Workers have flooded social media opposing the outcome of the vote. Any posting by the Local 1000 bureaucracy has been met with an overwhelming barrage of frustrated workers. One worker said, “I pay $60 [a month] for parking to be at work. The raise is less than monthly parking.”

The SEIU vote is only the latest in a series of contracts where voting was manipulated by the bureaucracy in order to produce the desired outcome. Last month, the Teamsters union declared workers “ratified” a contract at UPS by a wide majority, following months of propaganda lies designed to get in front of rank-and-file anger, and in spite of the emergence of significant opposition.

In last year’s leadership election in the United Auto Workers, hundreds of thousands of members never even received ballots in an election overseen by the Department of Labor which “cut out the membership,” in the words of one federal judge. The purpose of this vote suppression was to prevent Will Lehman, a socialist autoworker running on a platform of abolishing the bureaucracy and restoring rank-and-file control of the UAW, from gaining a hearing. Lehman has filed a lawsuit against the Department of Labor over the election.

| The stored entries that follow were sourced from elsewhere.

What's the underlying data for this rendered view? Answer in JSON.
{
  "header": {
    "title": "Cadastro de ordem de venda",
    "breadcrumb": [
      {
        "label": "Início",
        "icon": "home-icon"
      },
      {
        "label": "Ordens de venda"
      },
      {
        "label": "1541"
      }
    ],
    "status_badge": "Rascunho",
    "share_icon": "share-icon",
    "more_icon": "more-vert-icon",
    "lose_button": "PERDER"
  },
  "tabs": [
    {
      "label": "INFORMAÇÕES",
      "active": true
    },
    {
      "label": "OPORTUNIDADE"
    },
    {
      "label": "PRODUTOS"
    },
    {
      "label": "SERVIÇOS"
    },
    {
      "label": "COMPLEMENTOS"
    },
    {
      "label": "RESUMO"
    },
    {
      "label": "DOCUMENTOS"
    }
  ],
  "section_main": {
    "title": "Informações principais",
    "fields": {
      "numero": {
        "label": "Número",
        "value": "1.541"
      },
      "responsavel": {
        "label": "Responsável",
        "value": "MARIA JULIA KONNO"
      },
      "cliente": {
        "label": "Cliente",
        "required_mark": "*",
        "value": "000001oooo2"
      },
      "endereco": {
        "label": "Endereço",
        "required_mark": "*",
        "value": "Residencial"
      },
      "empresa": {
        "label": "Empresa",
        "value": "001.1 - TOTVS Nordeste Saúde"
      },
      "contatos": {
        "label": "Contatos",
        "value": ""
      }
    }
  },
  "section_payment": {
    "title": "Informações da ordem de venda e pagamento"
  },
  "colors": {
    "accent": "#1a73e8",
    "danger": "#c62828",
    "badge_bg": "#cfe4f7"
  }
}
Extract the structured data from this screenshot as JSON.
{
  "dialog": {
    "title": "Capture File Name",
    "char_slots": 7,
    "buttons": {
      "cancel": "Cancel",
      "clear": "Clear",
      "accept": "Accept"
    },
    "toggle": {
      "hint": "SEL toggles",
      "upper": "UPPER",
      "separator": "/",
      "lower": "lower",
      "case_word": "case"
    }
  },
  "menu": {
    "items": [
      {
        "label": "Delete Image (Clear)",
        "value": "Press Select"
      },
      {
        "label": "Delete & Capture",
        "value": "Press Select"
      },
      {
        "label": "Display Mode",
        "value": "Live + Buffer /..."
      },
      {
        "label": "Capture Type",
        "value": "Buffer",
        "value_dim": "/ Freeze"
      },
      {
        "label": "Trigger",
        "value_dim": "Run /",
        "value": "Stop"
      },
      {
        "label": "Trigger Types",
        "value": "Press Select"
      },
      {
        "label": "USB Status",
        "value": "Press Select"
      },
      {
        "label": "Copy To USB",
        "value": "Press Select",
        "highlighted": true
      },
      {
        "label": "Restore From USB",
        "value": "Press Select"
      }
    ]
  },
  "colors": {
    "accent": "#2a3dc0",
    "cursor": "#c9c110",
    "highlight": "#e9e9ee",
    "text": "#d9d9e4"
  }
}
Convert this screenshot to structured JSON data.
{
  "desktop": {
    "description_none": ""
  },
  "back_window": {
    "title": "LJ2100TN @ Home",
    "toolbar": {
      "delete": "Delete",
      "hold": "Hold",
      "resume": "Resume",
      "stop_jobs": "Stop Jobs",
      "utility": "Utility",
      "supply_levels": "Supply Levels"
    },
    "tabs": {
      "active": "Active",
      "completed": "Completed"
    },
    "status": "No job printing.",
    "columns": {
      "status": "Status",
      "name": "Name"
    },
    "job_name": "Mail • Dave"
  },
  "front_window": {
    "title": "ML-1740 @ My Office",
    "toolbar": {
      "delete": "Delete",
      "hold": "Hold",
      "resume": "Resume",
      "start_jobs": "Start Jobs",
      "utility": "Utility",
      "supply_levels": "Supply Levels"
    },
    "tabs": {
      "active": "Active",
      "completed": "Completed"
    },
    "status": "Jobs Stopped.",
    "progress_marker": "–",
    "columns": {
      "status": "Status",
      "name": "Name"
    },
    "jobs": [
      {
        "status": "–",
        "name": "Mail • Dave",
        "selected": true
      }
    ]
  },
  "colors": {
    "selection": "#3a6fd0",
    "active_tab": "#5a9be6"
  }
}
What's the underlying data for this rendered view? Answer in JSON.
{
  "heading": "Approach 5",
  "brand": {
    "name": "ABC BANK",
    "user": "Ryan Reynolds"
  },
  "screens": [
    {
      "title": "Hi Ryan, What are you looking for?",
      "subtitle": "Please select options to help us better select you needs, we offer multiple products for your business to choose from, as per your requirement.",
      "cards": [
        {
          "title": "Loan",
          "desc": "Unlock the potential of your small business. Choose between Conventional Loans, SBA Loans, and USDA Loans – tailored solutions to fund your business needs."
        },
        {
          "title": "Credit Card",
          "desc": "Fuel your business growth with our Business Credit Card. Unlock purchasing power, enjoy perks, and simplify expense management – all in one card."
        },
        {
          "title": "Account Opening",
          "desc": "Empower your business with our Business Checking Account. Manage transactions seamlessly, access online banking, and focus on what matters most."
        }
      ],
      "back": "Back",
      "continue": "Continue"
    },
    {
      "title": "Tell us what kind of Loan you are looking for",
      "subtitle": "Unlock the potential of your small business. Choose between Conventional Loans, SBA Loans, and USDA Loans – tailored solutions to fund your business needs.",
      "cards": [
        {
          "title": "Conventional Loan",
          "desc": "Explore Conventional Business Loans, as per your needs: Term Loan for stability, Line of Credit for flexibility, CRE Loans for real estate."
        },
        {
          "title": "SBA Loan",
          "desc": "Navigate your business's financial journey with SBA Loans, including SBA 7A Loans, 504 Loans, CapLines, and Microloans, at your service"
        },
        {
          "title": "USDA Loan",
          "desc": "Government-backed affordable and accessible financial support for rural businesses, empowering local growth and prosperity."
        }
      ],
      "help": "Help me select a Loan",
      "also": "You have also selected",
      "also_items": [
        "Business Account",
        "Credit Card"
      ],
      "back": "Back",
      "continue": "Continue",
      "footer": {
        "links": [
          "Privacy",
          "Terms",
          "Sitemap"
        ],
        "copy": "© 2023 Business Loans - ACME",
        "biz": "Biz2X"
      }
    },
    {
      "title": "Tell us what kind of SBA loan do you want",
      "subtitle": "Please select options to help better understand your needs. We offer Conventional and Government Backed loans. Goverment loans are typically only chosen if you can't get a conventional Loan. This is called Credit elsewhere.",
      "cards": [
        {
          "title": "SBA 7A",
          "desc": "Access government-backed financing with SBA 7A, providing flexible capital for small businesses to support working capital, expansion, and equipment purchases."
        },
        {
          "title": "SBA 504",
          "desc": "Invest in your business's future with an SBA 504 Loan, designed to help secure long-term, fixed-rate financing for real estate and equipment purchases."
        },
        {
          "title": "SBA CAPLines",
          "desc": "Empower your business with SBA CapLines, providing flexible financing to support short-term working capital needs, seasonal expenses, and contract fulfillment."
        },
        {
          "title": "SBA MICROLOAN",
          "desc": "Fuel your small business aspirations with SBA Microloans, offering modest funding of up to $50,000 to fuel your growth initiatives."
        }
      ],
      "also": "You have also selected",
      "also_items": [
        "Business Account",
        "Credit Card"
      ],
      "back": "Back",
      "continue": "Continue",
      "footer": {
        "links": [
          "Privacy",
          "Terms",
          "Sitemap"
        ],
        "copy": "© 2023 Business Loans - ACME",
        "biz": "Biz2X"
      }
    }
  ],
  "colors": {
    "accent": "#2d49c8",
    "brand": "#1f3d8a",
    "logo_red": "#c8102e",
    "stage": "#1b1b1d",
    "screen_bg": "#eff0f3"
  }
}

Workers have little faith in the SEIU and have long been voting with their feet and refusing to pay dues. Tellingly, of the over 100,000 Local 1000 members, only half pay dues and therefore have voting rights. The union itself admits that so many of its own members can’t afford to live—on contracts they agreed to—that it is no wonder so many have refused to pay dues out of their poverty paycheck.

The ratification vote was also rushed in order to meet the schedule of the California Legislature and the appropriations committee in Sacramento, to ensure that legislators’ recess was not disturbed.

The SEIU bureaucracy functions as an extension of the Democratic Party. The most influential bureaucrats within Local 1000 sit on a committee known as COPE, the Committee on Political Education, which serves as a pipeline of member dues to the Democratic Party.

The primary job of these bureaucrats is to tamp down any dissent from workers and enforce sellouts which allow the siphoning of wealth to the ruling elite to continue.

To fight against both management and the corrupt union apparatus, workers in industries across the world are forming rank-and-file committees. Such a committee is currently being formed by California state workers. The first order of business of this committee is the fight against this sham contract. No contract “ratified” in such a fashion, which resembles the sham elections organized in dictatorships, can be considered legitimate. Workers have every right to consider the contract null and void, and to call for a new contract, worked out by a new bargaining committee elected solely from the rank and file, not union bureaucrats.